Новое решение на российском рынке ИБ

Олег Кузьмин,
директор департамента ИБ ЗАО "Ай-Теко"

Мне часто задают вопросы, тематика и основная суть которых сводится к формулировке: "Что бы вы приобрели сейчас из продуктов ИБ и установили в первую очередь для полноценной и качественной работы службы безопасности своей компании?"

Вопрос этот отнюдь не случайный, особенно когда уже разработаны концептуальные и организационные документы, построены основные подсистемы ИБ.

Что же дальше? Как эффективно потратить деньги, выделенные руководством на службу безопасности, в условиях сильно ограниченного бюджета и дефицита грамотных сотрудников ИБ?

Реалии сегодняшнего дня

Вероятно, именно сейчас стоит подумать о вопросах управления ИБ и построения эффективной системы контроля для предотвращения утечек конфиденциальной информации.

Реалии сегодняшнего дня заставляют озаботиться решением следующих проблем:

• как привязать ИБ к бизнесу компании;
• как показать и доказать полезность деятельности подразделения ИБ руководству компании и укрепить статус этого подразделения;
• как предотвращать инциденты И Б на начальной их стадии или даже на этапе подготовки к ним;
• как распорядиться бюджетом, спланированным в докризисное время, которого сегодня не хватает даже на самое необходимое.

Первоочередные шаги нынешнего руководителя СБ или ИБ компании

1. Необходимо произвести переоценку имеющихся рисков, прежде всего пересмотрев вопросы их приоритетности и важности для полноценного функционирования бизнеса компании. Вполне возможно, то, что было еще вчера на втором или даже ниже по значимости месте, сегодня выходит на первый план.
2. Целесообразно понять, что в большей степени нужно сейчас для работы сотрудников, а что, напротив, стало менее важным.

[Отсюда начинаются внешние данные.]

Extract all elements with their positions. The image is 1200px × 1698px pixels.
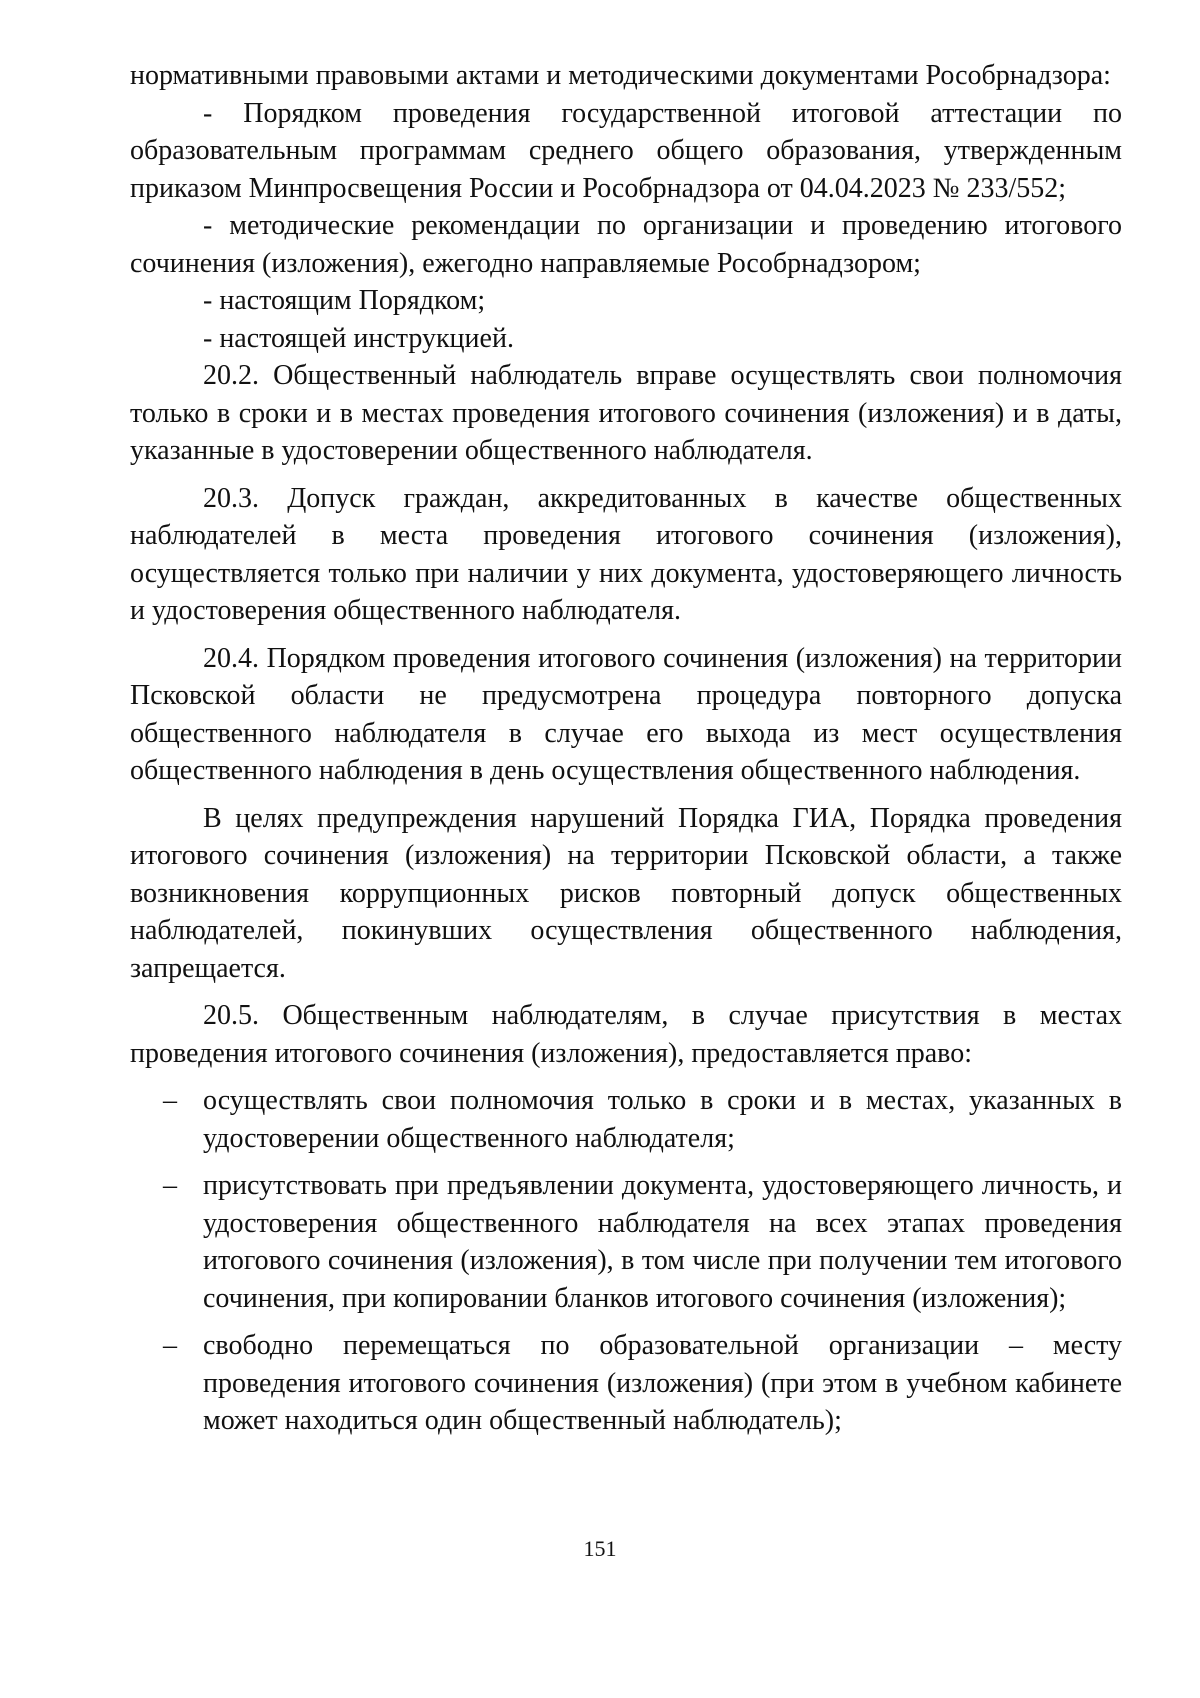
paragraph-20-4: 20.4. Порядком проведения итогового сочинения (изложения) на территории Псковской области не предусмотрена процедура повторного допуска общественного наблюдателя в случае его выхода из мест осуществления общественного наблюдения в день осуществления общественного наблюдения. — [130, 642, 1122, 786]
rights-list — [130, 1082, 1122, 1440]
page-number: 151 — [583, 1536, 617, 1561]
paragraph-bullet-procedure: - Порядком проведения государственной итоговой аттестации по образовательным программам среднего общего образования, утвержденным приказом Минпросвещения России и Рособрнадзора от 04.04.2023 № 233/552; — [130, 97, 1122, 204]
paragraph-bullet-this-instruction: - настоящей инструкцией. — [203, 322, 514, 354]
paragraph-intro: нормативными правовыми актами и методическими документами Рособрнадзора: — [130, 60, 1111, 91]
paragraph-20-2: 20.2. Общественный наблюдатель вправе осуществлять свои полномочия только в сроки и в местах проведения итогового сочинения (изложения) и в даты, указанные в удостоверении общественного наблюдателя. — [130, 360, 1122, 466]
list-item-text: осуществлять свои полномочия только в сроки и в местах, указанных в удостоверении общественного наблюдателя; — [203, 1085, 1122, 1154]
dash-marker: – — [163, 1330, 177, 1361]
list-item-text: присутствовать при предъявлении документа, удостоверяющего личность, и удостоверения общественного наблюдателя на всех этапах проведения итогового сочинения (изложения), в том числе при получении тем итогового сочинения, при копировании бланков итогового сочинения (изложения); — [203, 1170, 1122, 1314]
list-item — [130, 1327, 1122, 1440]
paragraph-20-5: 20.5. Общественным наблюдателям, в случае присутствия в местах проведения итогового сочинения (изложения), предоставляется право: — [130, 1000, 1122, 1069]
dash-marker: – — [163, 1085, 177, 1116]
paragraph-bullet-this-procedure: - настоящим Порядком; — [203, 285, 486, 316]
list-item — [130, 1167, 1122, 1317]
paragraph-prevention: В целях предупреждения нарушений Порядка ГИА, Порядка проведения итогового сочинения (изложения) на территории Псковской области, а также возникновения коррупционных рисков повторный допуск общественных наблюдателей, покинувших осуществления общественного наблюдения, запрещается. — [130, 802, 1122, 984]
list-item — [130, 1082, 1122, 1157]
list-item-text: свободно перемещаться по образовательной организации – месту проведения итогового сочинения (изложения) (при этом в учебном кабинете может находиться один общественный наблюдатель); — [203, 1330, 1122, 1436]
paragraph-20-3: 20.3. Допуск граждан, аккредитованных в качестве общественных наблюдателей в места проведения итогового сочинения (изложения), осуществляется только при наличии у них документа, удостоверяющего личность и удостоверения общественного наблюдателя. — [130, 482, 1122, 626]
dash-marker: – — [163, 1170, 177, 1201]
paragraph-bullet-recommendations: - методические рекомендации по организации и проведению итогового сочинения (изложения), ежегодно направляемые Рособрнадзором; — [130, 210, 1122, 279]
document-page — [130, 57, 1122, 1440]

Где находятся, кем и с какой целью запрашиваются сведения конфиденциального характера. Чем занимаются в течение рабочего дня сотрудники компании на своих рабочих местах и, главное, чем заняты так называемые привилегированные пользователи. Например, что делают администраторы.
3. Разумнее всего сейчас подбирать решения по ИБ, обладающие двойственной функциональностью, имеющие реальную практическую направленность и ценность в повседневном использовании.

Одним из таких продуктов является решение по мониторингу пользовательской активности в корпоративной сети PacketSentry, разработанное американской компанией Packet Motion. Решение уже несколько лет эффективно применяется на европейском ИБ-рынке.

Его примечательность и кардинальное отличие от других известных на сегодня решений состоит в двойственной функциональности. Это система проактивного контроля над действиями пользователей, сравнимая по своему назначению с продуктами компании Net Forensics и некоторой функциональностью DLP-систем, позволяющей выполнять превентивные меры по контролю за инсайдерами в корпоративной сети. Примечательно, что практическая его установка занимает не более 3-4 часов, еще примерно столько же времени займут необходимые настройки, после чего решение полностью работоспособно.

Решение представлено в виде аппаратно-программного комплекса, состоящего из сенсора и менеджера.

Сенсоры (probes)

Обрабатывают трафик в дата-центре или любых других уровнях сети: ядро, уровень доступа, филиалы.

Подключение через SPAN-порт коммутатора (port-mirroring).

• Поддержка всех основных протоколов от дата-центра до филиала (2 Gbps - 100 mbps).
• Корреляция с учетной записью пользователя (Active Directory or LDAP).
• Результат: отчет об активности пользователя.

Manager (система отчетности и реагирования)

Сохраняет записи в базе данных с возможностью полноценной индексации для быстрого и эффективного поиска и отчетов.

• Возможность настройки правил реагирования - от уведомлений до активных действий (сброс соединения, syslog-уведомление, предупреждение по e-mail).
• Все события сохраняются перманентно.
• Интеграция с AD, LDAP-СОВ-местимыми системами.
• Установка в режиме off-line.
• Без влияния на трафик и приложения.

Наш практический опыт по внедрению и эксплуатации решения PacketSentry показал, что уже первые два дня его работы могут выявить серьезные проблемы с безопасностью в сети, ранее тщательно скрытые от глаз сотрудников ИБ компании.